O presidente do Supremo Tribunal Federal (STF), ministro Dias Toffoli, concedeu nesta quinta-feira liminar à Netflix autorizando a volta da exibição do especial de Natal produzido pelo Porta dos Fundos, que retrata satiricamente Jesus Cristo como homossexual. Ele suspendeu a decisão do desembargador Benedicto Abicair, do Tribunal de Justiça do Rio de Janeiro, que mandou tirar o programa do ar. Toffoli ponderou que sua decisão não desrespeita a fé cristã. Segundo o ministro, os valores do Cristianismo são fortes o suficiente para não serem abalados por uma sátira.
“Não se descuida da relevância do respeito à fé cristã (assim como de todas as demais crenças religiosas ou a ausência dela). Não é de se supor, contudo, que uma sátira humorística tenha o condão de abalar valores da fé cristã, cuja existência retrocede a mais de 2 (dois) mil anos, estando insculpida na crença da maioria dos cidadãos brasileiros”, escreveu Toffoli.
O ministro também lembrou que, em sua história recente, o plenário do STF tem reforçado “a plenitude do exercício da liberdade de expressão como decorrência imanente da dignidade da pessoa humana e como meio de reafirmação/potencialização de outras liberdades constitucionais”.
No recurso apresentado ao STF, a empresa chamou a decisão de “censura judicial” e considerou a revogação necessária para resguardar a liberdade de expressão. Toffoli deu a decisão porque, como presidente da Corte, ele está responsável pelas decisões urgentes durante o recesso. Em fevereiro, quando o tribunal retomar as atividades, o caso será enviado para o gabinete do ministro Gilmar Mendes, sorteado relator do processo. Ele poderá manter a decisão de Toffoli ou revogá-la.
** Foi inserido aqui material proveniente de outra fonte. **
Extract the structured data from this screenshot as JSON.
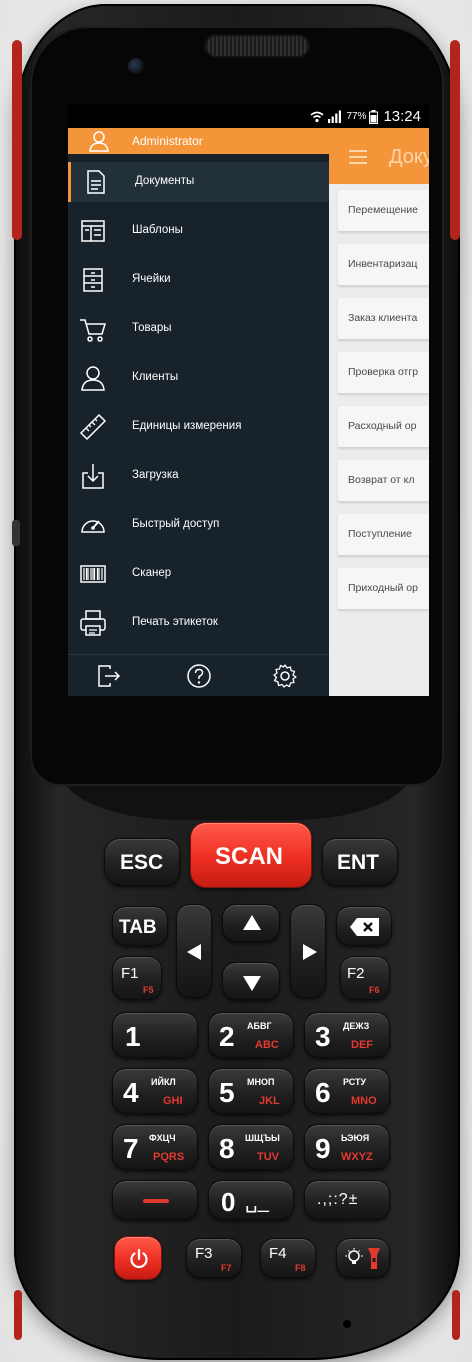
{
  "status_bar": {
    "wifi_icon": "wifi-icon",
    "signal_icon": "signal-icon",
    "battery_percent": "77%",
    "battery_icon": "battery-icon",
    "time": "13:24"
  },
  "drawer": {
    "user": "Administrator",
    "items": [
      {
        "label": "Документы",
        "icon": "document-icon"
      },
      {
        "label": "Шаблоны",
        "icon": "template-icon"
      },
      {
        "label": "Ячейки",
        "icon": "cabinet-icon"
      },
      {
        "label": "Товары",
        "icon": "cart-icon"
      },
      {
        "label": "Клиенты",
        "icon": "person-icon"
      },
      {
        "label": "Единицы измерения",
        "icon": "ruler-icon"
      },
      {
        "label": "Загрузка",
        "icon": "download-icon"
      },
      {
        "label": "Быстрый доступ",
        "icon": "speedometer-icon"
      },
      {
        "label": "Сканер",
        "icon": "barcode-icon"
      },
      {
        "label": "Печать этикеток",
        "icon": "printer-icon"
      }
    ],
    "footer_icons": [
      "logout-icon",
      "help-icon",
      "settings-icon"
    ]
  },
  "documents": {
    "title": "Доку",
    "items": [
      "Перемещение",
      "Инвентаризац",
      "Заказ клиента",
      "Проверка отгр",
      "Расходный ор",
      "Возврат от кл",
      "Поступление",
      "Приходный ор"
    ]
  },
  "keypad": {
    "esc": "ESC",
    "scan": "SCAN",
    "ent": "ENT",
    "tab": "TAB",
    "f1": "F1",
    "f5": "F5",
    "f2": "F2",
    "f6": "F6",
    "f3": "F3",
    "f7": "F7",
    "f4": "F4",
    "f8": "F8",
    "k1": "1",
    "k2": "2",
    "k2_cyr": "АБВГ",
    "k2_lat": "ABC",
    "k3": "3",
    "k3_cyr": "ДЕЖЗ",
    "k3_lat": "DEF",
    "k4": "4",
    "k4_cyr": "ИЙКЛ",
    "k4_lat": "GHI",
    "k5": "5",
    "k5_cyr": "МНОП",
    "k5_lat": "JKL",
    "k6": "6",
    "k6_cyr": "РСТУ",
    "k6_lat": "MNO",
    "k7": "7",
    "k7_cyr": "ФХЦЧ",
    "k7_lat": "PQRS",
    "k8": "8",
    "k8_cyr": "ШЩЪЫ",
    "k8_lat": "TUV",
    "k9": "9",
    "k9_cyr": "ЬЭЮЯ",
    "k9_lat": "WXYZ",
    "k0": "0",
    "k0_sym": "␣_",
    "punct": ".,;:?±"
  },
  "colors": {
    "accent": "#f4953a",
    "drawer_bg": "#17222a",
    "scan_key": "#ee2e22"
  }
}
Segundo a Netflix, o desembargador desrespeitou decisões tomadas pelo próprio STF que preservaram o direito à liberdade de expressão. “Não há dúvidas de que a recalcitrância da prática da ‘censura judicial’ representa hoje uma das maiores ameaças às liberdades comunicativas no cenário nacional”, diz trecho do pedido da Netflix, destacando que a liberdade de expressão é “alicerce fundamental do Estado Democrático de Direito”.
A decisão do desembargador foi tomada no início da tarde de quarta-feira. Vinte e quatro horas depois, o especial de Natal continuava no catálogo da Netflix. A plataforma ainda não foi notificada oficialmente da decisão e, por isso, manteve a produção no ar.
Divulgado no ano passado, o especial de Natal do Porta dos Fundos gerou críticas de grupos religiosos. No programa, Jesus, que é interpretado pelo ator Gregório Duvivier, namora Orlando, vivido por Fabio Porchat. Após a repercussão do programa, a sede da produtora, no Rio, foi atacada com coquetéis molotov.
Ao decidir pela suspensão do filme, o desembargador afirmou que, nessa fase do processo, ainda não há como decidir se houve incitação ao ódio público por parte da produtora e “com quem está a razão”, mas para “acalmar os ânimos” da sociedade entende ser “mais adequado e benéfico” suspender a exibição. O magistrado determinou ainda a suspensão de trailers, making of, propagandas, “ou qualquer alusão publicitária ao filme” na Netflix e em qualquer outro meio de divulgação. O pedido foi feito pela Associação Centro Dom Bosco de Fé e Cultura.